S2's `decision_trace[]` previously used a different six-field shape (`{step_id, decision_origin, description, evidence_pointer, actor, timestamp}`). Under this lock, S2 emits the C2 event shape above. S3 stores the identical element shape inline. Any S1-emitted controlled vocabulary (`rationale_code`) attaches as an optional sibling object outside the locked element shape so as not to drift the contract surface.

## Worked Example (abridged)
```json
{
  "record_id": "0190af2b-7c4e-7d3a-9f01-3b21a8d0e711",
  "audit_record_ref": {
    "ref": "0190af2b-6a91-7b14-8d22-5c31e7f0c004",
    "hash": "sha256:7b22f0..."
  },
  "source_id": ["fl-dep-lpa0381","wcpa-parcels","ecoguardian-stream"],
  "timestamp": "2026-05-25T14:02:11-05:00",
  "version": {
    "record_schema": "0.2.0",
    "system": "stormwater-memo@1.4.2",
    "model": "claude-opus-4-7@1m",
    "prompt_hash": "sha256:9c1f...",
    "lineage_map_version": "0.3.1"
  },
  "owner": "district-treasurer",
  "permissions": "regulated",
  "transformation_history": [
    {"step_id":"t1","type":"Transformation","operation":"normalize disbursement rows","data_shape":"rows:412","is_deterministic":true,"confidence_propagation":"preserve"},
    {"step_id":"i1","type":"Inference","operation":"draft memo","data_shape":"tokens:1184","is_deterministic":false,"confidence_propagation":"downgrade"}
  ],
  "confidence_band": "medium",
  "decision_origin": "human-override",
  "evidence_pointer": "s3://prov/pp/0190af2b/evidence/",
  "inputs_ref": [
    {"ref":"0190af2b-6a91-7b14-8d22-5c31e7f0c004","hash":"sha256:a11c...","field":"inputs[0]"}
  ],
  "outputs_ref": [
    {"ref":"0190af2b-6a91-7b14-8d22-5c31e7f0c004","hash":"sha256:b220...","field":"outputs[0]"}
  ],
  "tool_calls_ref": [
    {"ref":"0190af2b-6a91-7b14-8d22-5c31e7f0c004","hash":"sha256:c031...","field":"tool_calls[0]"}
  ],
  "retrieval_sources_ref": [
    {"ref":"0190af2b-6a91-7b14-8d22-5c31e7f0c004","hash":"sha256:d144...","field":"retrieval_sources[0]"},
    {"ref":"0190af2b-6a91-7b14-8d22-5c31e7f0c004","hash":"sha256:d145...","field":"retrieval_sources[1]"}
  ],
  "decision_trace": [
    {"event_id":"0190af2b-7c4e-7d3a-9f01-000000000882","timestamp":"2026-05-25T14:01:50.220-05:00","agent_id":"stormwater-memo-agent","decision_origin":"agent","evidence_pointer":"s3://.../draft.md","rationale":"all checks passed"},
    {"event_id":"0190af2b-7c4e-7d3a-9f01-000000000883","timestamp":"2026-05-25T14:02:09.014-05:00","agent_id":"reviewer-doug","decision_origin":"human-override","evidence_pointer":"s3://.../redline.md","rationale":"soften claim re: sub-basin attribution pending sensor recal"}
  ],
  "retention_class": "civic-7yr"
}
```

## Validation Rules
1. `decision_trace` MUST contain at least one event whose `decision_origin` equals the top-level `decision_origin`.
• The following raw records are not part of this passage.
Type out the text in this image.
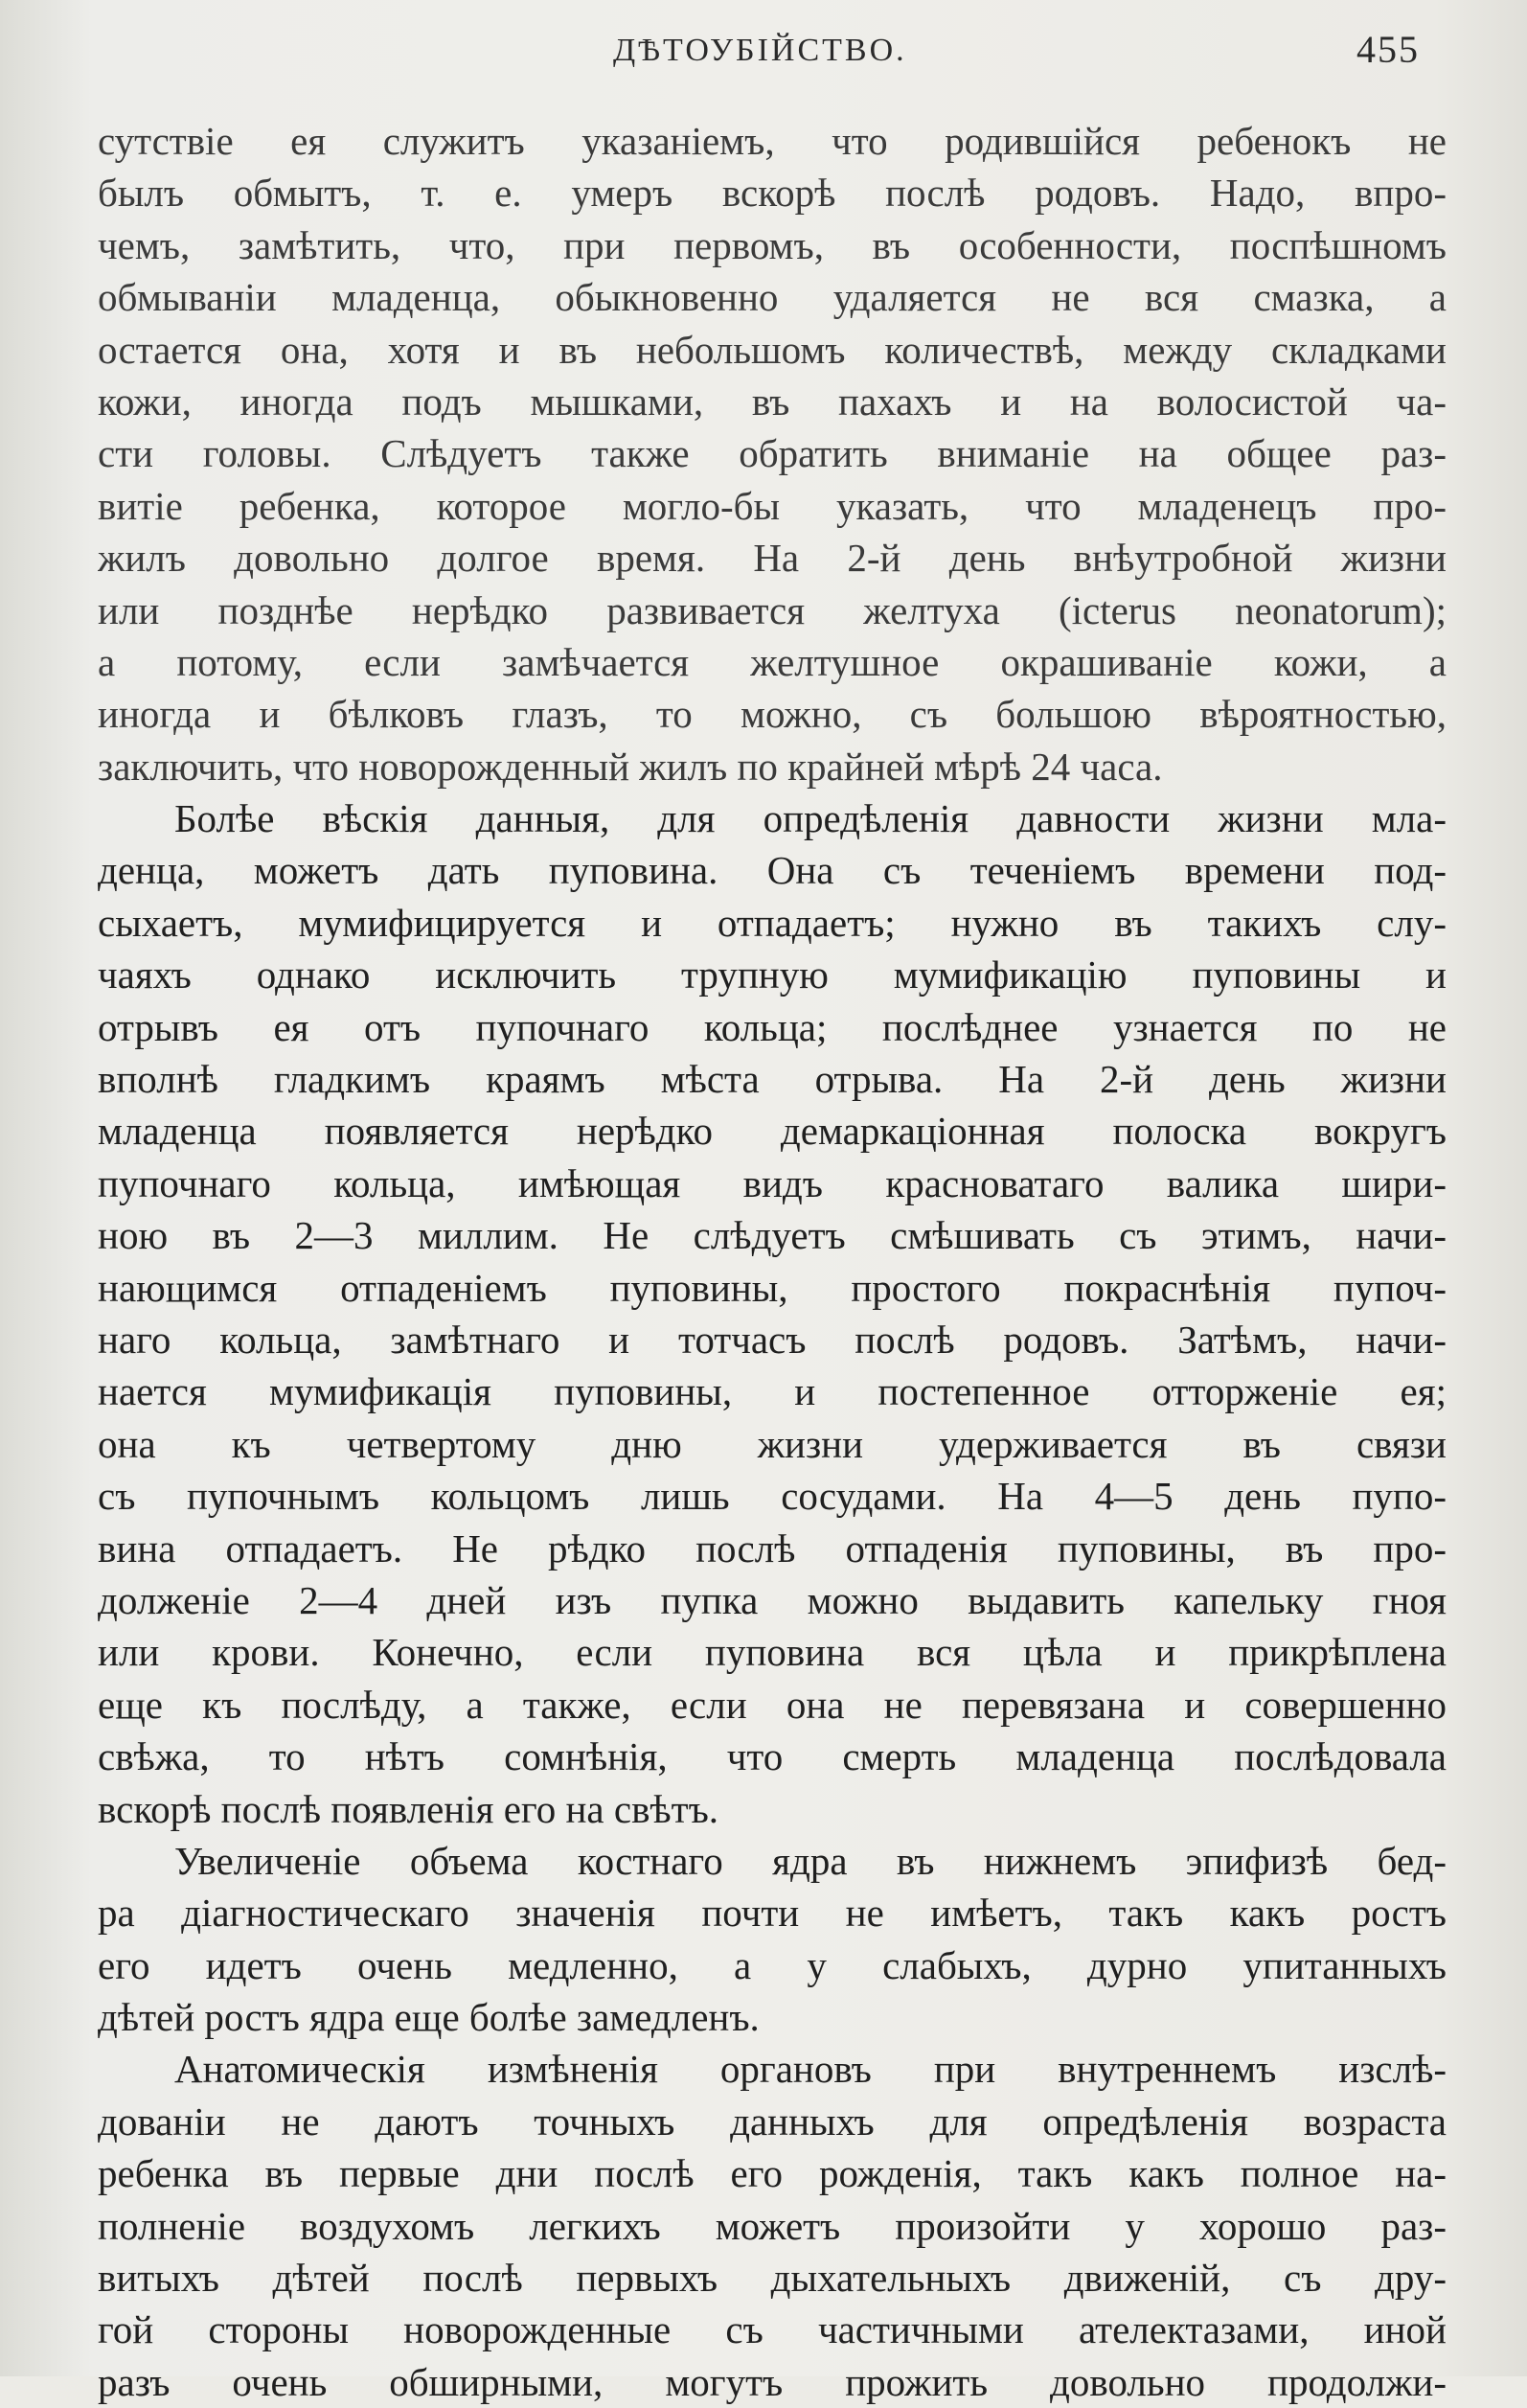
ДѢТОУБІЙСТВО.	455
сутствіе ея служитъ указаніемъ, что родившійся ребенокъ не
былъ обмытъ, т. е. умеръ вскорѣ послѣ родовъ. Надо, впро-
чемъ, замѣтить, что, при первомъ, въ особенности, поспѣшномъ
обмываніи младенца, обыкновенно удаляется не вся смазка, а
остается она, хотя и въ небольшомъ количествѣ, между складками
кожи, иногда подъ мышками, въ пахахъ и на волосистой ча-
сти головы. Слѣдуетъ также обратить вниманіе на общее раз-
витіе ребенка, которое могло-бы указать, что младенецъ про-
жилъ довольно долгое время. На 2-й день внѣутробной жизни
или позднѣе нерѣдко развивается желтуха (icterus neonatorum);
а потому, если замѣчается желтушное окрашиваніе кожи, а
иногда и бѣлковъ глазъ, то можно, съ большою вѣроятностью,
заключить, что новорожденный жилъ по крайней мѣрѣ 24 часа.
Болѣе вѣскія данныя, для опредѣленія давности жизни мла-
денца, можетъ дать пуповина. Она съ теченіемъ времени под-
сыхаетъ, мумифицируется и отпадаетъ; нужно въ такихъ слу-
чаяхъ однако исключить трупную мумификацію пуповины и
отрывъ ея отъ пупочнаго кольца; послѣднее узнается по не
вполнѣ гладкимъ краямъ мѣста отрыва. На 2-й день жизни
младенца появляется нерѣдко демаркаціонная полоска вокругъ
пупочнаго кольца, имѣющая видъ красноватаго валика шири-
ною въ 2—3 миллим. Не слѣдуетъ смѣшивать съ этимъ, начи-
нающимся отпаденіемъ пуповины, простого покраснѣнія пупоч-
наго кольца, замѣтнаго и тотчасъ послѣ родовъ. Затѣмъ, начи-
нается мумификація пуповины, и постепенное отторженіе ея;
она къ четвертому дню жизни удерживается въ связи
съ пупочнымъ кольцомъ лишь сосудами. На 4—5 день пупо-
вина отпадаетъ. Не рѣдко послѣ отпаденія пуповины, въ про-
долженіе 2—4 дней изъ пупка можно выдавить капельку гноя
или крови. Конечно, если пуповина вся цѣла и прикрѣплена
еще къ послѣду, а также, если она не перевязана и совершенно
свѣжа, то нѣтъ сомнѣнія, что смерть младенца послѣдовала
вскорѣ послѣ появленія его на свѣтъ.
Увеличеніе объема костнаго ядра въ нижнемъ эпифизѣ бед-
ра діагностическаго значенія почти не имѣетъ, такъ какъ ростъ
его идетъ очень медленно, а у слабыхъ, дурно упитанныхъ
дѣтей ростъ ядра еще болѣе замедленъ.
Анатомическія измѣненія органовъ при внутреннемъ изслѣ-
дованіи не даютъ точныхъ данныхъ для опредѣленія возраста
ребенка въ первые дни послѣ его рожденія, такъ какъ полное на-
полненіе воздухомъ легкихъ можетъ произойти у хорошо раз-
витыхъ дѣтей послѣ первыхъ дыхательныхъ движеній, съ дру-
гой стороны новорожденные съ частичными ателектазами, иной
разъ очень обширными, могутъ прожить довольно продолжи-
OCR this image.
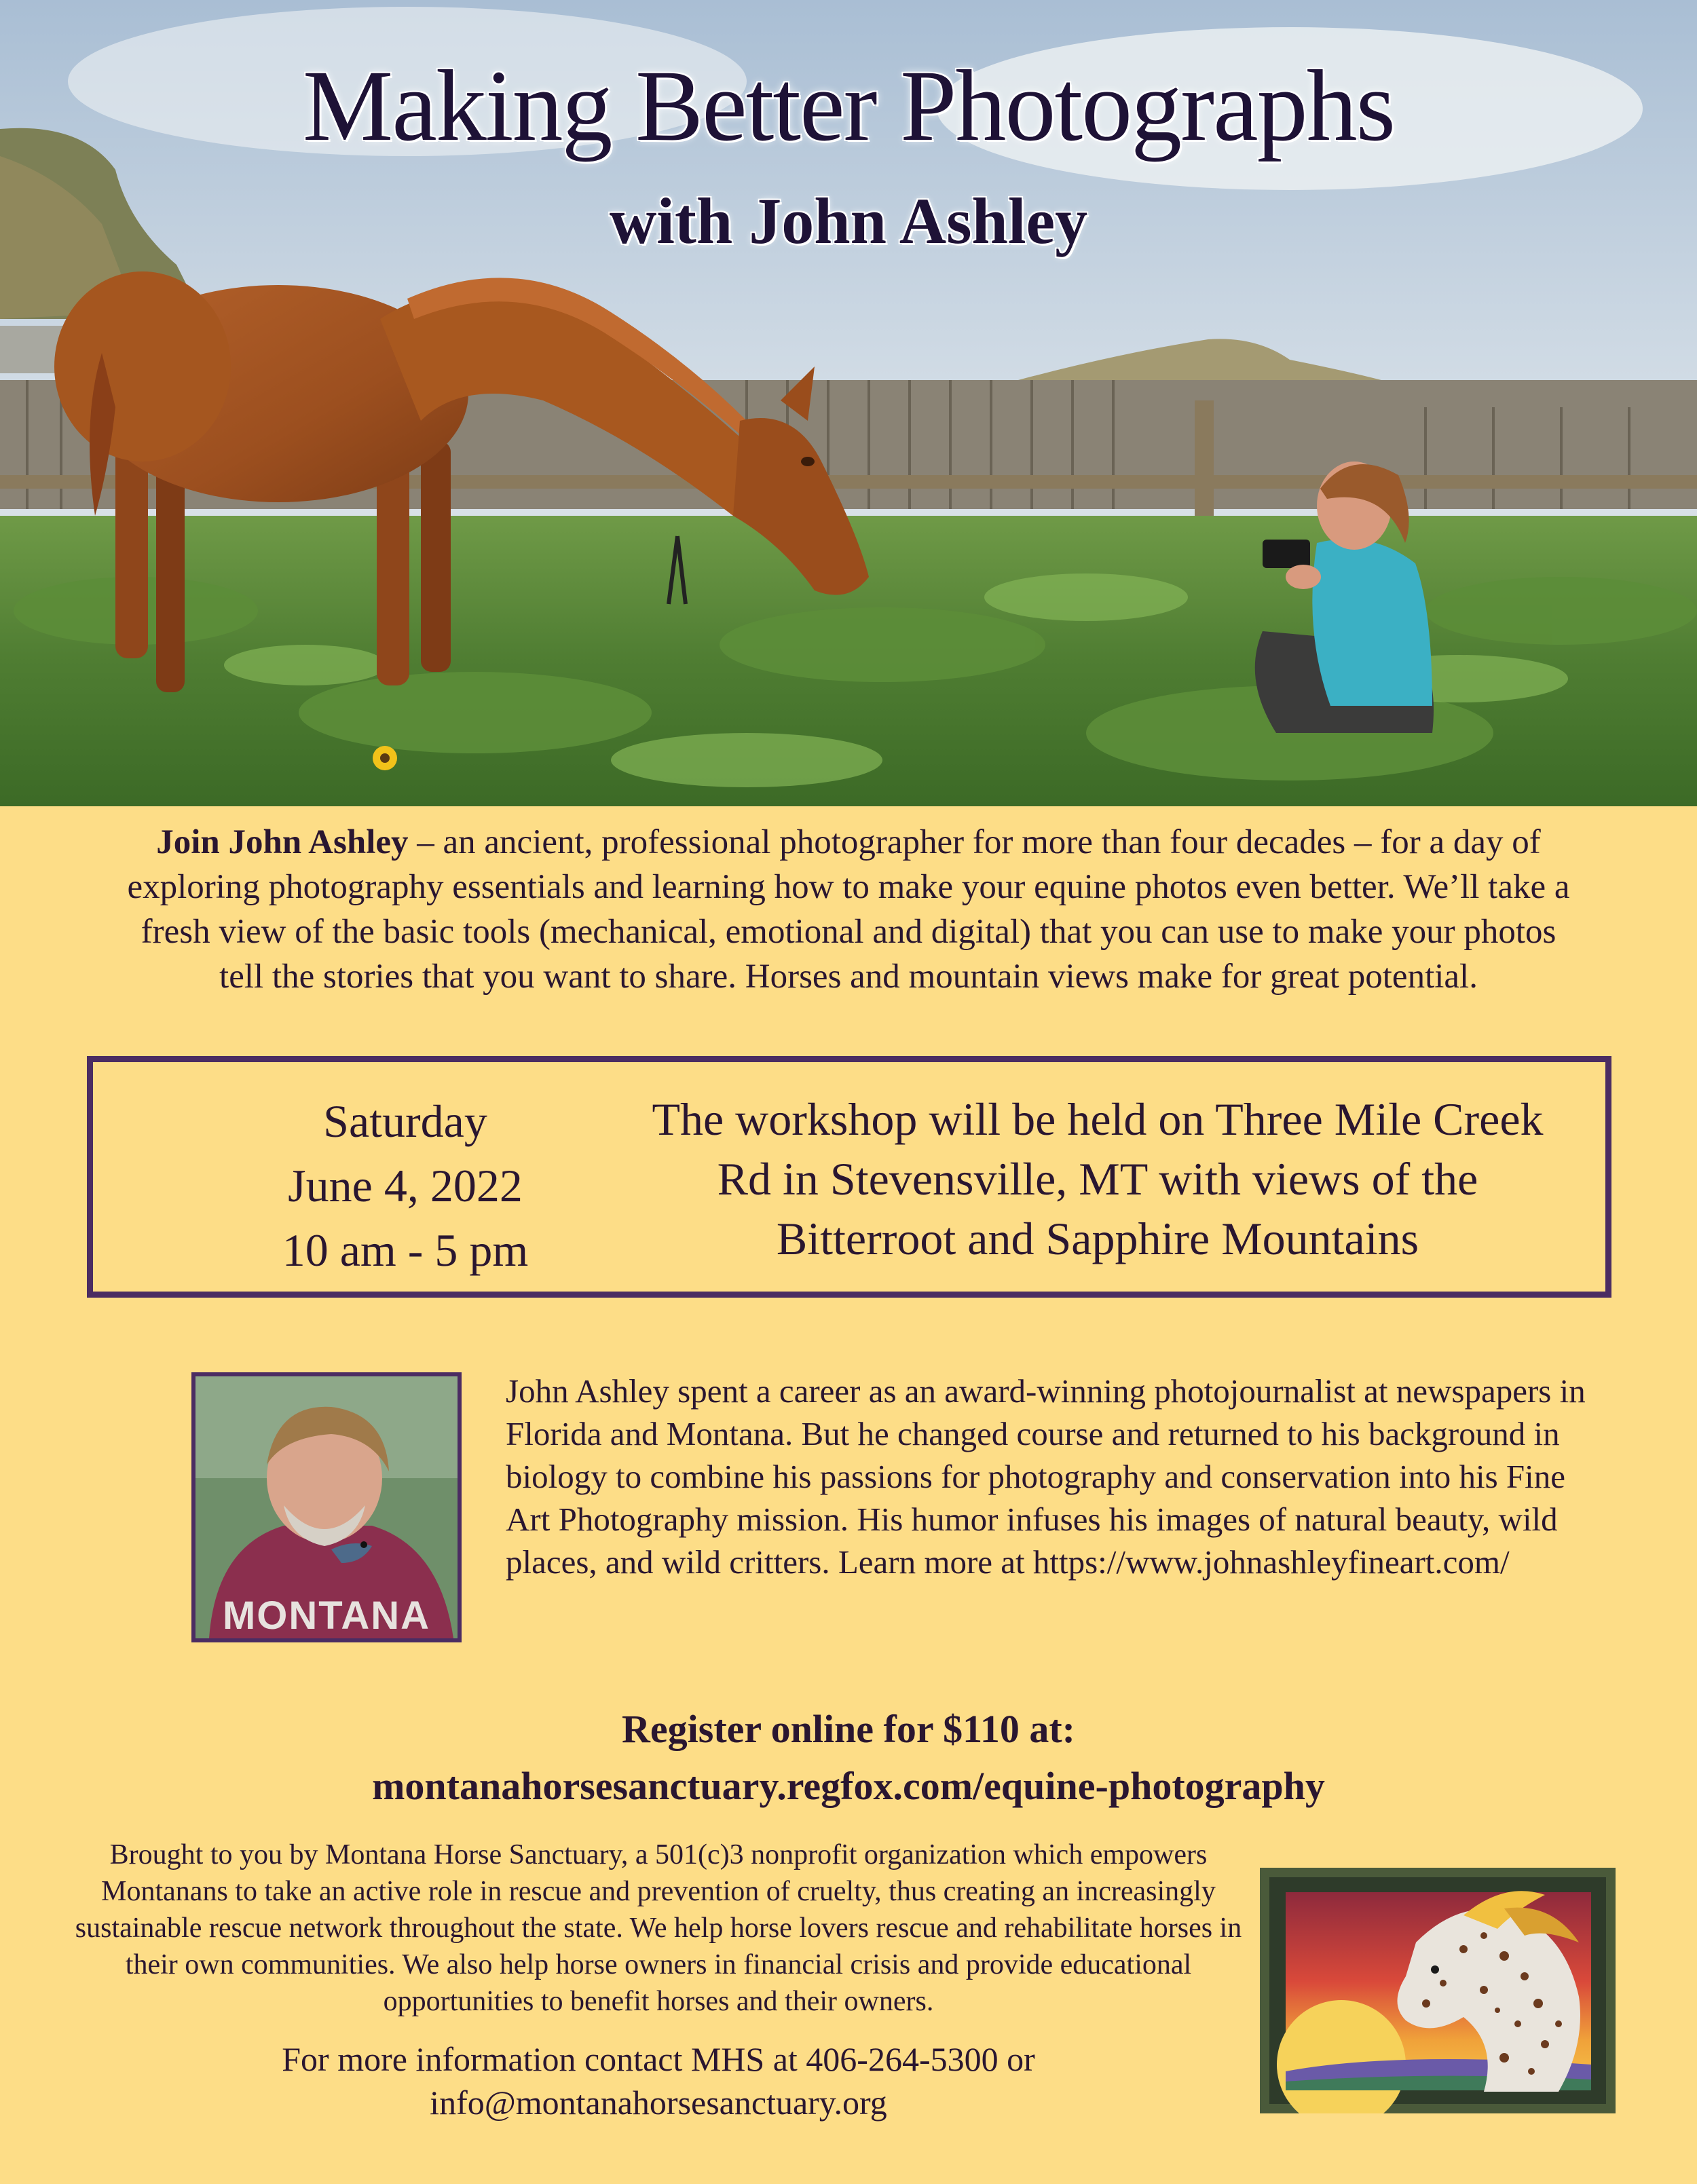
Making Better Photographs
with John Ashley
Join John Ashley – an ancient, professional photographer for more than four decades – for a day of exploring photography essentials and learning how to make your equine photos even better. We’ll take a fresh view of the basic tools (mechanical, emotional and digital) that you can use to make your photos tell the stories that you want to share. Horses and mountain views make for great potential.
Saturday
June 4, 2022
10 am - 5 pm
The workshop will be held on Three Mile Creek Rd in Stevensville, MT with views of the Bitterroot and Sapphire Mountains
MONTANA
John Ashley spent a career as an award-winning photojournalist at newspapers in Florida and Montana. But he changed course and returned to his background in biology to combine his passions for photography and conservation into his Fine Art Photography mission. His humor infuses his images of natural beauty, wild places, and wild critters. Learn more at https://www.johnashleyfineart.com/
Register online for $110 at:
montanahorsesanctuary.regfox.com/equine-photography
Brought to you by Montana Horse Sanctuary, a 501(c)3 nonprofit organization which empowers Montanans to take an active role in rescue and prevention of cruelty, thus creating an increasingly sustainable rescue network throughout the state. We help horse lovers rescue and rehabilitate horses in their own communities. We also help horse owners in financial crisis and provide educational opportunities to benefit horses and their owners.
For more information contact MHS at 406-264-5300 or
info@montanahorsesanctuary.org
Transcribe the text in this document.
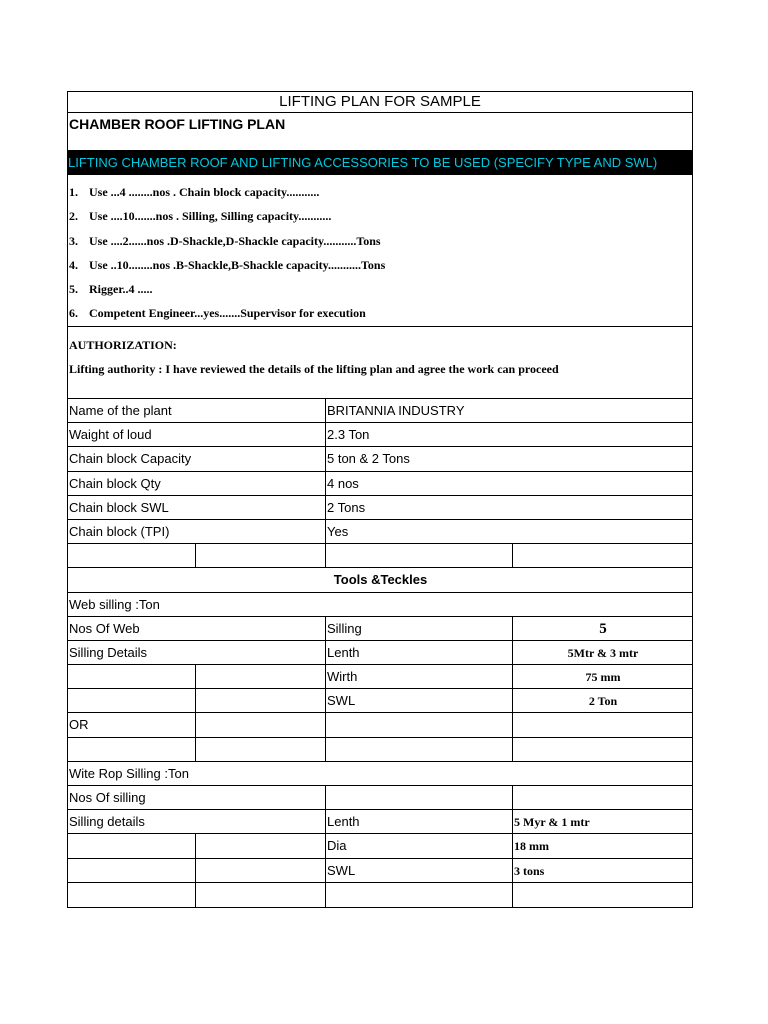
LIFTING PLAN FOR SAMPLE
CHAMBER ROOF LIFTING PLAN
LIFTING CHAMBER ROOF AND LIFTING ACCESSORIES TO BE USED (SPECIFY TYPE AND SWL)
1. Use ...4 ........nos . Chain block capacity...........
2. Use ....10.......nos . Silling, Silling capacity...........
3. Use ....2......nos .D-Shackle,D-Shackle capacity...........Tons
4. Use ..10........nos .B-Shackle,B-Shackle capacity...........Tons
5. Rigger..4 .....
6. Competent Engineer...yes.......Supervisor for execution
AUTHORIZATION:
Lifting authority : I have reviewed the details of the lifting plan and agree the work can proceed
Name of the plant	BRITANNIA INDUSTRY
Waight of loud	2.3 Ton
Chain block Capacity	5 ton & 2 Tons
Chain block Qty	4 nos
Chain block SWL	2 Tons
Chain block (TPI)	Yes
Tools &Teckles
Web silling :Ton
Nos Of Web	Silling	5
Silling Details	Lenth	5Mtr & 3 mtr
Wirth	75 mm
SWL	2 Ton
OR
Wite Rop Silling :Ton
Nos Of silling
Silling details	Lenth	5 Myr & 1 mtr
Dia	18 mm
SWL	3 tons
2. `confidence_band` MAY NOT be `high` if any `transformation_history` entry has `confidence_propagation: downgrade` and no explicit `upgrade-on-merge` follows.
3. `evidence_pointer` MUST resolve at write time. Dangling pointers fail the eval gate.
4. Every `*_ref` field MUST resolve at write time against `audit_record_ref.ref`. The stored `hash` on each reference MUST match the `sha256` of the resolved body. Mismatch fails CI and is logged as an `evidence-drift` event.
5. `decision_trace[]` element shape MUST match the lock above exactly. Additive fields on the element are prohibited; controlled vocabularies (e.g., S1's `rationale_code`) attach as sibling objects outside the element.
6. `audit_record_ref` MUST be present and singular. A provenance record without an audit anchor fails CI; multiple anchors are a governance violation, not a feature.